Drexel’s website features several students across all areas of study and highlights their co-op experiences. One photography major had the chance to work under professional photographers on the set of Saturday Night Live. Another student, a digital media major, took a co-op for graphic design and digital comics at Marvel Entertainment. So co-ops are not just grounded in engineering. Their availability varies from school to school and market to market.

The main reason Perez believes many engineering students don’t go through with a co-op is because they are turned off to adding an extra year to their undergraduate careers. Out of a room full of non co-op engineering students studying in the Altshuler Learning Enhancement Center, Rebecca Hill, a senior engineering student not in the co-op program, completely understands the benefits of doing a co-op despite the downside of graduating a year late.

“It’s a good opportunity that many students don’t take advantage of,” Hill said.

It is also a good opportunity for securing a post-graduate job according to Perez.
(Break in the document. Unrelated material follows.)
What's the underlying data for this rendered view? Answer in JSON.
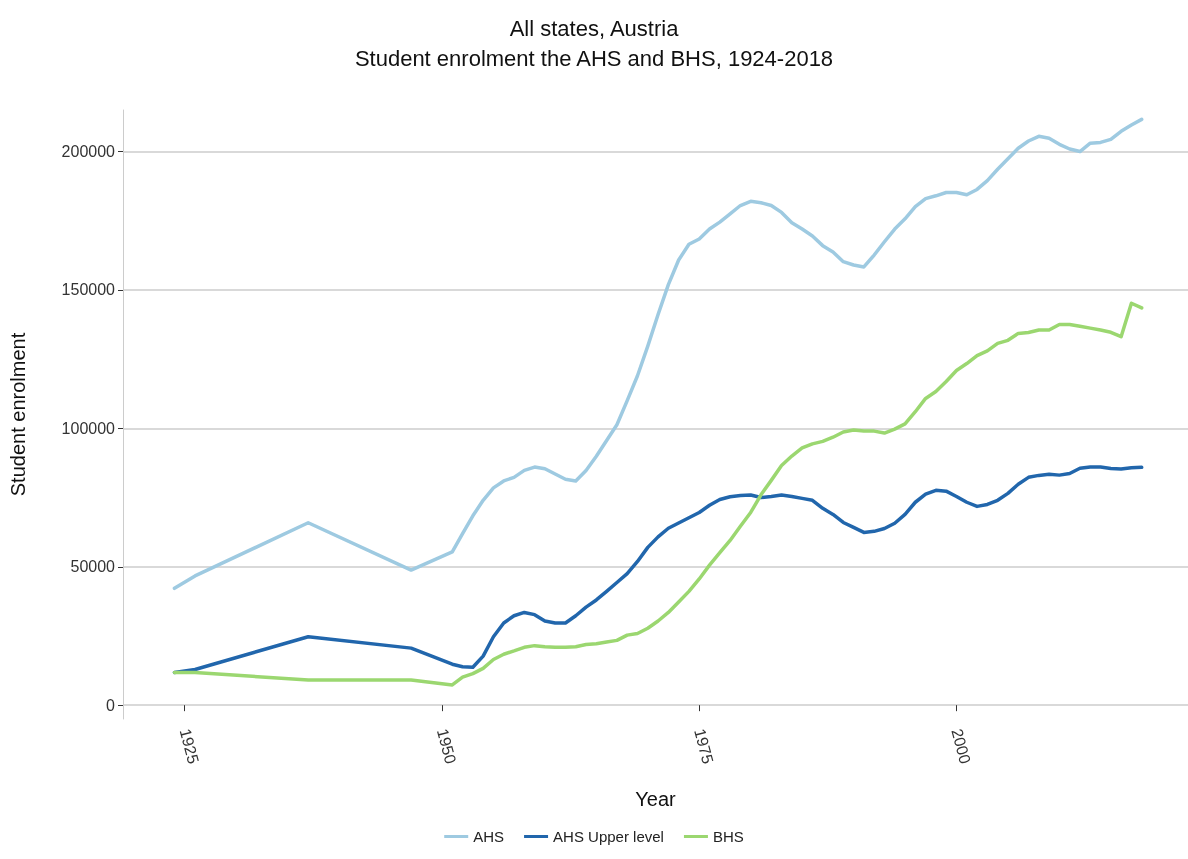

The work experience is an attractive trait to many employers looking for new talent.

“Over the past seven years that I’ve been at SMU and involved with the co-op program, 100 percent of our students who are seeking jobs get jobs after graduation,” she said.

Spevak decided to try out the co-op program after hearing about them through two other students in Theta Tau, the engineering fraternity, and after meeting an employer through a past part-time job.

“Jobs are always in the back of my mind,” Spevak said.

Although she said she was “thrown into the fire” with the co-op program, Spevak believes that sticking it out leads to success and that jumping into a job through a co-op is never a bad decision.

“If you get an offer, what’s the worst that could happen?” she said.